Wednesday, December 09, 2015

My Musical Advent Calendar

"Christmas Wrapping" /
The Waitresses
 
Here's a little time machine to the 80s...
 
Remember the Waitresses?  Or at least, remember their one hit, "I Know What Boys Like"? A sassy little post-punk number from the same MTV era that brought us the Go-Gos and the Bangles. Well, here's their other modest hit -- and it's a wonderful antidote to holiday schmaltz.

The Waitresses -- hailing from Akron, Ohio, hometown of Chrissie Hynde and Devo -- were led by Chris Butler, guitarist and songwriter, who by the way was in the crowd the day of the Kent State shootings in 1970. (This may or may not be relevant, but being from that era myself, I can't let go of that fact.)  It's intriguing, though, that they had a female lead singer, Patty Donohue, and that Butler wrote songs to reflect a female outlook.

And "Christmas Wrapping" (get the pun with "rapping"?) is about as disaffected a Christmas song as you'll hear -- no wonder it starts with "Bah humbug!"

 

Yeah, she likes Christmas in general, but she's distracted this year -- working too hard, stretched too thin (sound familiar?).

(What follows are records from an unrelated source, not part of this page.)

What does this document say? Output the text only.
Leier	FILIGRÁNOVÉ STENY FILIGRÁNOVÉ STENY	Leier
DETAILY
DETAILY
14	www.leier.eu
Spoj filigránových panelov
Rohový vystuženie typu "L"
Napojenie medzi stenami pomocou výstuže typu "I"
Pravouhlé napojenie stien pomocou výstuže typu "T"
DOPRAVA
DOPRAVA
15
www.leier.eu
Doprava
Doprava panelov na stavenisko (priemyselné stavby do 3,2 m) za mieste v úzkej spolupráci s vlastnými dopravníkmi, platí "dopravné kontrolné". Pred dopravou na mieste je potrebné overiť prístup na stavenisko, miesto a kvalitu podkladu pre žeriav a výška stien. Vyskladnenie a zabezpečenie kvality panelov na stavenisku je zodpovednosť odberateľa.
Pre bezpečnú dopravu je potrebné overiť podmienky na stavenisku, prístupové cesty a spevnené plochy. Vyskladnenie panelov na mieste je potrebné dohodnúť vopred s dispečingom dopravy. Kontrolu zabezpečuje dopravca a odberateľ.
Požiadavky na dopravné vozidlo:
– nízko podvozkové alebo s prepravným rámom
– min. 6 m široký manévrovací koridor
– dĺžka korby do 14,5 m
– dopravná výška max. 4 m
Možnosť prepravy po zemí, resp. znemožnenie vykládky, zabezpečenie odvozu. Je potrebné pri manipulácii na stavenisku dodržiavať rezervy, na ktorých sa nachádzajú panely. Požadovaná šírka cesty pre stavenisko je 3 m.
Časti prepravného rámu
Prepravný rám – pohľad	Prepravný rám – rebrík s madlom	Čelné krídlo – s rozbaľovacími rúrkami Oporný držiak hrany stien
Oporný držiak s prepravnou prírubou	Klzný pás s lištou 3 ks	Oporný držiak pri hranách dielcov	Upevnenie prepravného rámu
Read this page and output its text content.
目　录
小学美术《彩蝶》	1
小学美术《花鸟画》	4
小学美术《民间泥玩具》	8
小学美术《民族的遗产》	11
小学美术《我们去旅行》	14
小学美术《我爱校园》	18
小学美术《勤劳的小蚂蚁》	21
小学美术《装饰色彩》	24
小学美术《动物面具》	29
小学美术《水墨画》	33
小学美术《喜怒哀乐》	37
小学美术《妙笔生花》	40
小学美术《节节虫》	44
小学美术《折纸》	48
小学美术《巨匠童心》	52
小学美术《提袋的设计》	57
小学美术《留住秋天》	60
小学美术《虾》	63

Weaving through it all is her on-again, off-again flirtation with a guy who might be the one, but -- "Had his number, but never the time" -- it hasn't yet gone anywhere, really.

The shallow garage-y production, the jerky tempos, they're all so New Wave, (this song was released in 1981, after all) and Donohue's vocals nail that bored, listless affect. I love how those verses end with a sickening thud: "Christmas by myself this year," "Get this winter over with," or "But I think, I'll miss this one this year."

Yes, they trot out some of the holiday standard clichés, but only to turn them on their heads:
 
Hardly dashing through the snow
'Cause I bundled up too tight 
Last minute have to do 
A few cards a few calls. 
'Cause it's "RSVP"
No thanks, no party lights
It's Christmas eve, gonna relax
Turned down all of my invites 

 And how sad she seems, with her single girl holiday meal -- "A & P has provided me / With the world's smallest turkey."

But then -- a Christmas miracle! -- she has to run back out to the store for cranberries and --

Oh, but don't let me spoil it for you. Listen to the song already.